Why a Circle Has 360 Degrees
The long and complicated history of why there are 360 degrees in a circle.
In school we learn there are 360 degrees in a circle, but where did the 360 come from? When it is pointed out that the Babylonians counted to base-60, rather than base-10 as we do, people often ask if there is a connection. The short answer is no. The longer answer involves Babylonian astronomy.
Like other ancient peoples, the Mesopotamians observed the changing positions of the sun, moon and five visible planets (Mercury, Venus, Mars, Jupiter and Saturn) against the background of stars in the sky. Before 2000 BC a scribe in the southern city of Uruk, referring to a festival for the goddess Inanna, made it clear that, as Venus, she could be both morning and evening star, depending on whether she appeared before sunrise or after sunset. For them, Venus was a single object and they observed its changing position, along with the other planets and the moon. These positions all lie on the same great circle, called the ecliptic, defined by the apparent motion of the sun as seen from the earth during the course of a year. The reason the moon and planets are on the ecliptic is that, from the earth’s point of view, the plane of the solar system meets the heavenly dome in a great circle, so that is where they all appear.
In order to record their motions accurately two things are needed: a fixed calendar and a method of recording positions on the ecliptic. Calendars are tricky. The phases of the moon formed a rhythm in the life of all ancient cultures and it was natural for the Mesopotamians to base their calendar on months that started on the evening of the first crescent at sundown. With good visibility, a lunar month lasts 29 or 30 days and by about 500 BC the Babylonians had discovered a scheme for determining the start of each month. This used a 19-year cycle: 19 years is almost exactly 235 lunar months and the scheme works on seven long years (of 13 months) and 12 short years (of 12 months). This led to a fixed method of interleaving long and short years, still used today in the Jewish calendar and everything in the Christian year based on the date of Easter.

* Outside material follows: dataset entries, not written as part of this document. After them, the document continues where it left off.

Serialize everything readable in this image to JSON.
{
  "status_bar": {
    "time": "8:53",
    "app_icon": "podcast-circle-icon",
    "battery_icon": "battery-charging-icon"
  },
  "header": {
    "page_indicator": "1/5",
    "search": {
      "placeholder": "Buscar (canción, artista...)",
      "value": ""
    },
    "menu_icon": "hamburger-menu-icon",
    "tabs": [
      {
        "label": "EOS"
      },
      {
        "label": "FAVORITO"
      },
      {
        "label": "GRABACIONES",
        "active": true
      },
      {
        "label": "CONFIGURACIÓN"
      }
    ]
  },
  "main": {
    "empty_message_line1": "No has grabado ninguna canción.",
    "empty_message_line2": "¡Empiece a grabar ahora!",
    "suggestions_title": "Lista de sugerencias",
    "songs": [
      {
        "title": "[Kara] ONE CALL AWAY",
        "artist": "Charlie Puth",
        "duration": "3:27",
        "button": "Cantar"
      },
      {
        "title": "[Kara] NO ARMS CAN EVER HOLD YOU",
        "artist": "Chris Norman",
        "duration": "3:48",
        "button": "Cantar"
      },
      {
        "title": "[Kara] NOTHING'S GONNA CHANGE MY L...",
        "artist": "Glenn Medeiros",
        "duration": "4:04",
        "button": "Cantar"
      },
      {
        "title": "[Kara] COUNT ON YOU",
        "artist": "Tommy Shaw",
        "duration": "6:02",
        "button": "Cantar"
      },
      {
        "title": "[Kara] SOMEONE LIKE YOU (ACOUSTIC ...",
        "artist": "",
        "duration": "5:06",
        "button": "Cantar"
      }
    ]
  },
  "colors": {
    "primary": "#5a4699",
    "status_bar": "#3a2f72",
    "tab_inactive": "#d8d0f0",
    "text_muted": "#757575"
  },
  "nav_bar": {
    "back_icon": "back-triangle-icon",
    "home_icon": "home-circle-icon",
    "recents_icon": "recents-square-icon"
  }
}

The records that helped them discover this cycle began in the mid-eighth century BC, when Babylonian astronomers wrote nightly observations in what we now call ‘astronomical diaries’. These continue until the end of cuneiform scholarship in the first century AD, yielding eight hundred years of astronomical records: a terrific achievement, far longer than anything in Europe to this day. It facilitated great advances, notably their discovery of the so-called Saros cycles for predicting eclipses. Each one is a cycle of 223 lunar months, perpetuated over a period of more than 1,000 years. There are Saros cycles operating today first seen in the eighth and ninth centuries. They remain the basis for eclipse prediction and appear in detail on the NASA website.
Astronomers in Babylon were using Saros cycles by the late seventh century BC. They only needed a lunar calendar to keep track of them, but for more sophisticated work on the moon and planets they needed a steady, non-lunar calendar. So they adopted an old idea, once used during the third millennium, for an administrative calendar: 12 months of 30 days in a year, making a 360-day cycle. This ‘ideal calendar’ reappears in the second millennium BC in the Babylonian Seven Tablets of Creation, which states that the god Marduk ‘set up three stars each for the twelve months’. These triplets of stars corresponded to 12 divisions of the ecliptic, one for each ideal month of 30 days, but it was an idealised calendar not used in everyday life.

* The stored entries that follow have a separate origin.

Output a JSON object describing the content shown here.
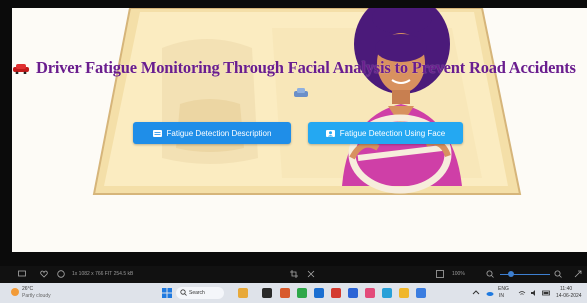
{
  "page": {
    "title": "Driver Fatigue Monitoring Through Facial Analysis to Prevent Road Accidents",
    "buttons": {
      "description": "Fatigue Detection Description",
      "face": "Fatigue Detection Using Face"
    }
  },
  "viewer_toolbar": {
    "info": "1x  1082 x 766  FIT  254.5 kB",
    "zoom": "100%"
  },
  "taskbar": {
    "weather_temp": "26°C",
    "weather_desc": "Partly cloudy",
    "search_placeholder": "Search",
    "tray_lang": "ENG",
    "tray_region": "IN",
    "time": "11:40",
    "date": "14-06-2024"
  },
  "colors": {
    "title": "#6a1d8e",
    "button_primary": "#1f8ee8",
    "button_secondary": "#24a8f2",
    "viewer_bg": "#fdfbf6",
    "frame_bg": "#0b0b0b"
  },
  "icons": [
    "car-icon",
    "document-icon",
    "user-face-icon",
    "search-icon",
    "windows-start-icon",
    "wifi-icon",
    "volume-icon",
    "battery-icon"
  ]
}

The 12 equal divisions for a year also applied for the day from sundown to sundown, divided into 12 beru. For example, in the Epic of Gilgamesh – written during the second millennium BC – our hero races the sun in Book IX and we are told how he progresses at each beru, eventually coming out just ahead. As with the ideal month, a beru was split into 30 equal sections called uš, giving 360 uš in a 24-hour period. Each was therefore four minutes in modern terms. Fractions of an uš were also used: for example in the astronomical diaries we find an instance where the first appearance of the moon was visible for 3 ¾ quarters of an uš (15 minutes).
An accurate recording of time was important for these diaries and so were the positions of the moon and planets. During the fifth century BC a scheme was developed that could be broken down into fine detail: the ecliptic was divided into 12 equal sections, each split into 30 finer divisions (also called uš), yielding 360 uš in total. For finer accuracy an uš was broken down into 60 divisions. Each of the 12 sections they labelled by a constellation of stars and, when the Greeks took on Babylonian results, they preserved these constellations, but gave them Greek names – Gemini, Cancer and Leo – most of which had the same meanings as in Babylonia.
As Greek geometry developed, it created the concept of an angle as a magnitude – for example, adding the angles of a triangle yields the same as two right-angles – but in Euclid’s Elements (c.300 BC) there is no unit of measurement apart from the right-angle. Then, in the second century BC, the Greek astronomer Hipparchos of Rhodes began applying geometry to Babylonian astronomy. He needed a method of measuring angles and naturally followed the Babylonian division of the ecliptic into 360 degrees, dividing the circle the same way. So, although angles come from the Greeks, the 360 degrees comes from Babylonian astronomy.
Mark Ronan is Honorary Professor of Mathematics at University College London.